The political landscape may yet shift between now and November, bumping inflation lower down the list of voter priorities. Should the Supreme Court strike down the landmark Roe v. Wade decision that guarantees abortion rights nationwide, as expected, Democrats are poised to exploit an issue that resonates deeply with many of their voters.
Perhaps the biggest problem for Democrats is that there’s little Biden—or any president—can do about inflation. “It’s really the Fed that has responsibility for price stability,” Federal Reserve Chair Jerome Powell said on May 4. The central bank is currently mapping out the steepest interest-rate hikes since 1994. But that’s ushering in its own dangers: A growing number of economists now warn of a recession in the next two years.
“Unemployment has always been at the forefront of the mind of the party, but inflation hits everybody,” says Al From, a former staffer in Carter’s White House and founder of the Democratic Leadership Council. “The things that do the most political damage are the combination of high prices for gas, food, and rent.”
Although Americans haven’t experienced rapid inflation in decades, From’s old boss was one of several presidents bedeviled by seemingly uncontrollable price increases in the 1960s and ’70s. President Richard Nixon froze wages and prices for varying lengths of time, and President Gerald Ford’s team emblazoned the motto “Whip inflation now” on campaign buttons.
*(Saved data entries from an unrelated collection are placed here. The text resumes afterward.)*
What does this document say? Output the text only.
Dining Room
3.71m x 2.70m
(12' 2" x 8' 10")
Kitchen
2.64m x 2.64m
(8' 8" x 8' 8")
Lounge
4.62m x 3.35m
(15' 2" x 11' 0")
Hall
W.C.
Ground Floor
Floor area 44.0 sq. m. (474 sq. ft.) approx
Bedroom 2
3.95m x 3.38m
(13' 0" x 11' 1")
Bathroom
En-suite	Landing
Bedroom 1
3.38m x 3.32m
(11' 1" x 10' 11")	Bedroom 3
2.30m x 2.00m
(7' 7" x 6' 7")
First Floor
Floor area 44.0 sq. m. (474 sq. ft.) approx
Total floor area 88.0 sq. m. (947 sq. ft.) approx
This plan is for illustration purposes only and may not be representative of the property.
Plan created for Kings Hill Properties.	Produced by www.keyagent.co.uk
He lost the election to Carter, only for the issue to contribute to Carter’s own reelection defeat by Reagan.
The inflation of the time wasn’t tamed until the Federal Reserve, led by Chair Paul Volcker, ratcheted up the federal funds rate to 20%. A pair of recessions followed, though the move is now credited with stabilizing prices for decades.
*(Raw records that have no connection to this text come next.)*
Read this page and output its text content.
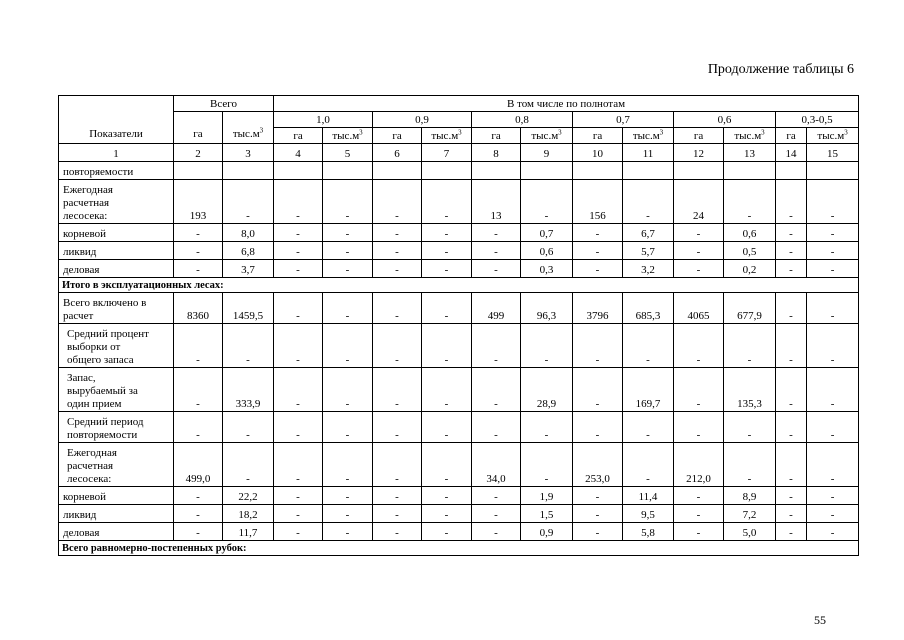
Продолжение таблицы 6
Показатели	Всего		В том числе по полнотам											
	га	$тыс.м^3$	1,0		0,9		0,8		0,7		0,6		0,3-0,5	
			га	$тыс.м^3$	га	$тыс.м^3$	га	$тыс.м^3$	га	$тыс.м^3$	га	$тыс.м^3$	га	$тыс.м^3$
1	2	3	4	5	6	7	8	9	10	11	12	13	14	15

повторяемости														

Ежегодная
расчетная
лесосека:	193	-	-	-	-	-	13	-	156	-	24	-	-	-

корневой	-	8,0	-	-	-	-	-	0,7	-	6,7	-	0,6	-	-

ликвид	-	6,8	-	-	-	-	-	0,6	-	5,7	-	0,5	-	-

деловая	-	3,7	-	-	-	-	-	0,3	-	3,2	-	0,2	-	-
Итого в эксплуатационных лесах:														

Всего включено в
расчет	8360	1459,5	-	-	-	-	499	96,3	3796	685,3	4065	677,9	-	-

Средний процент
выборки от
общего запаса	-	-	-	-	-	-	-	-	-	-	-	-	-	-

Запас,
вырубаемый за
один прием	-	333,9	-	-	-	-	-	28,9	-	169,7	-	135,3	-	-

Средний период
повторяемости	-	-	-	-	-	-	-	-	-	-	-	-	-	-

Ежегодная
расчетная
лесосека:	499,0	-	-	-	-	-	34,0	-	253,0	-	212,0	-	-	-

корневой	-	22,2	-	-	-	-	-	1,9	-	11,4	-	8,9	-	-

ликвид	-	18,2	-	-	-	-	-	1,5	-	9,5	-	7,2	-	-

деловая	-	11,7	-	-	-	-	-	0,9	-	5,8	-	5,0	-	-
Всего равномерно-постепенных рубок:														
55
The central bank has so far moved cautiously—too slowly, in the eyes of many critics—to act against consumer price inflation, which climbed to an annual rate of 8.5% in March. The Fed announced a half-percentage point rate increase last week, its largest hike since 2000, and Powell said to expect similar increases in June and July.
Congressional Democrats are urgently cobbling together legislation they hope will slow or reduce prices, with Senate Majority Leader Chuck Schumer particularly focused on bolstering the reelection hopes of the four most vulnerable incumbent Democrats: Mark Kelly of Arizona, Raphael Warnock of Georgia, Catherine Cortez Masto of Nevada, and Maggie Hassan of New Hampshire
Yet the various approaches under consideration are piecemeal in nature, and most lack the potential for either immediate or broad impact. They include legislation to encourage domestic semiconductor manufacturing, suspend the 18¢-per-gallon gas tax, increase competition in the beef and poultry industries, and strengthen the Federal Trade Commission’s authority to go after oil companies that some Democrats have accused of price gouging.
Even if they pass something, “how quickly will that happen? And how many of these items will become law?” says Alec Phillips, chief political economist at Goldman Sachs.
Representative Sean Maloney of New York, who leads the House Democrats’ campaign organization, says: “Voters understand that we don’t have a magic wand, but they want us working on the problem. You don’t hear me saying it’s not a political challenge when gas prices are too high, or when the pandemic has disrupted our supply chains. We’re doing the hard things to fix these problems, and that counts for a lot with voters.”
Inflation is “devastating to families, that’s why it’s going to be devastating to the Democrats,” says Scott of Florida, who heads the Senate Republicans’ campaign committee. “Their ideas aren’t what the public wants. They don’t want more spending. People are scared to death of this inflation.